Now for the reason for going on about this. One of the JPL team explained that iron meteorites originated from the cores of asteroids. The premise here is that during initial accretion, the dust assembled into an asteroid-sized object, the object got sufficiently hot and the iron and nickel melted and sunk to the core. Later, there was a massive collision and the asteroid’s core shattered, and the meteorites we see are the fragments from the shattering. (Note, the same people argue planets formed by asteroid sized bodies, and bigger, colliding and everything stick together. Here is having your cake and eating it in action.) The first question is, why did the rock melt? One possibility is radioactive isotopes, so it is possible, nevertheless for the explanation to work the asteroid had to melt hot enough to melt iron, and to hold those temperatures for long enough for the iron to work its way to the centre through the very viscous silicates in a very weak gravitational field. A further problem is that the phosphate would dissolve in the silicates, in which case it would not form iron phosphide because the iron would not get there. Calcium phosphate has a density of about 3, very similar to many of the silicates, so it might be difficult for iron phosphide to form in such an asteroid. Only a very few asteroids, and Vesta is one, have iron cores, and there are some reasons to believe Vesta formed somewhere else and moved.

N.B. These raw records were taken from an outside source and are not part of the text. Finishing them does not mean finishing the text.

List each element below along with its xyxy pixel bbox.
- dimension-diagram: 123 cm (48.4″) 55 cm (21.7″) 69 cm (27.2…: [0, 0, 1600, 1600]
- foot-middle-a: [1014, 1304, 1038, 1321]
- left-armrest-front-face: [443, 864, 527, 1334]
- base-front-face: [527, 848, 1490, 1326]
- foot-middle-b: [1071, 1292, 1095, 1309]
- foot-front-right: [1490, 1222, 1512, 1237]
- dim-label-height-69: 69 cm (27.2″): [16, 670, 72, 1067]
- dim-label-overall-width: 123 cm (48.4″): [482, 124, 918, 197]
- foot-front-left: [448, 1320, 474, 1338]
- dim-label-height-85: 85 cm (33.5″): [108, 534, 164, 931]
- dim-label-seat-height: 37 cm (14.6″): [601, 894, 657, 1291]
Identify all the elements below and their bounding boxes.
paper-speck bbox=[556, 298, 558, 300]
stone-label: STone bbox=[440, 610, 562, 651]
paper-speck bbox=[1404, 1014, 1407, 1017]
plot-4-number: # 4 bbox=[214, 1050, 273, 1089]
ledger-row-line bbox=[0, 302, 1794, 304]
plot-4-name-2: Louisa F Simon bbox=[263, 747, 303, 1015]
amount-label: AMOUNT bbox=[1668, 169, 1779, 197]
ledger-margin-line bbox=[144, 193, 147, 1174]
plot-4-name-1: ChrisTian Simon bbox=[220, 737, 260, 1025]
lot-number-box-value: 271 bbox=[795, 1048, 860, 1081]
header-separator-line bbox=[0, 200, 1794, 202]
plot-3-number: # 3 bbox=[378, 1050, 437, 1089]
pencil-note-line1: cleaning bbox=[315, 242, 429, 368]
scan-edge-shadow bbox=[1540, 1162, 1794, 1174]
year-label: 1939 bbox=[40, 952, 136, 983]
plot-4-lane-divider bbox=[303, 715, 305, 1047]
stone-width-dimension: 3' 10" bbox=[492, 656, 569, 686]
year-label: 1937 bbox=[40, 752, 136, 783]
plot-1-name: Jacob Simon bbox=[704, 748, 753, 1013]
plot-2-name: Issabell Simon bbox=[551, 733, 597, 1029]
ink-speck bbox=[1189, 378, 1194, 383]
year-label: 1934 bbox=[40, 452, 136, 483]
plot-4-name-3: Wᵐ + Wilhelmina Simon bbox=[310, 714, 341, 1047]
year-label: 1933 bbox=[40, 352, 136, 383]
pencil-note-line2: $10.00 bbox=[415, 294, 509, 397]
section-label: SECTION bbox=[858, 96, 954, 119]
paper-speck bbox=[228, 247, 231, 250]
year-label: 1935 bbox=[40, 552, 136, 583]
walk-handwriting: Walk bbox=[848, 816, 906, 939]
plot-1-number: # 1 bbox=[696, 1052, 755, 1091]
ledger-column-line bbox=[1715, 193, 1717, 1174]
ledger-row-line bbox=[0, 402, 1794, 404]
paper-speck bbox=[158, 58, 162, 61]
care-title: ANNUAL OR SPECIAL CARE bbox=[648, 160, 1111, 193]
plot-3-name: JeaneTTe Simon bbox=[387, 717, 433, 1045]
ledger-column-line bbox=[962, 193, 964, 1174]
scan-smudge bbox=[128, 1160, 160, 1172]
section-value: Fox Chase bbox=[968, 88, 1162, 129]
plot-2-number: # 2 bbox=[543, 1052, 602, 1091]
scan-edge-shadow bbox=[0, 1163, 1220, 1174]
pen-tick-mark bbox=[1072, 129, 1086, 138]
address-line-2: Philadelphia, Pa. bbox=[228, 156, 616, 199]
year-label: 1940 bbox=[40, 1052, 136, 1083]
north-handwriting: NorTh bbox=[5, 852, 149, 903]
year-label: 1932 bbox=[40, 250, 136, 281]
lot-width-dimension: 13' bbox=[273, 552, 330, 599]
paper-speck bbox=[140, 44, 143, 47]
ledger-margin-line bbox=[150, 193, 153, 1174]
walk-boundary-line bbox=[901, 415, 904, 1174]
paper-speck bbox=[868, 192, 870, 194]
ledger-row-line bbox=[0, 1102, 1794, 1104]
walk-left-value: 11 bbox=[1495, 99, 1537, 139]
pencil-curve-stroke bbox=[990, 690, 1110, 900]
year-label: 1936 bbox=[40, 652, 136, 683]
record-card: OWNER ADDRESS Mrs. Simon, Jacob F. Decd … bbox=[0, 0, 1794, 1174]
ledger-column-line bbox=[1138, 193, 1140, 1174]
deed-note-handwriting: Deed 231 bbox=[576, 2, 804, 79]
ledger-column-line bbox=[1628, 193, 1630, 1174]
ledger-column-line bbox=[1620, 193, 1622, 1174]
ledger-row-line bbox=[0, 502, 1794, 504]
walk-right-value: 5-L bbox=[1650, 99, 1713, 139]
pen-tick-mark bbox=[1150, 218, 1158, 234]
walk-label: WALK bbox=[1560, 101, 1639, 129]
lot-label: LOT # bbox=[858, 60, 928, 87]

The reason for my interest is that in my ebook, “Planetary Formation and Biogenesis” I argue that the first way accretion started was for the dust in the accretion disk to get hot enough to get sticky, or to form something that could later act like a cement. When the temperatures got up to about 1550 degrees Centigrade, iron melts and in the disk would form globules that would grow to a certain degree. Many of these would also find molten silicates to coat them, so the separation occurred through the temperature generated by the accreting star. Provided these could separate themselves from the gas flow (and there is at least a plausible mechanism) then these would become the raw materials for rocky planets to form. That is why (at least in my opinion) Earth, Venus and Mercury have large iron cores, but Mars does not.
That, of course, has got a little away from the “Martian cannonball” but part of forming a scientific theory is to let the mind wander, to check that a number of other aspects of the problem are consistent with the propositions. In my view, the presence of iron phosphide in an iron meteorite is most unlikely to have come from the core of an asteroid that got smashed up. I still like my theory, but then again, I suppose I am biased.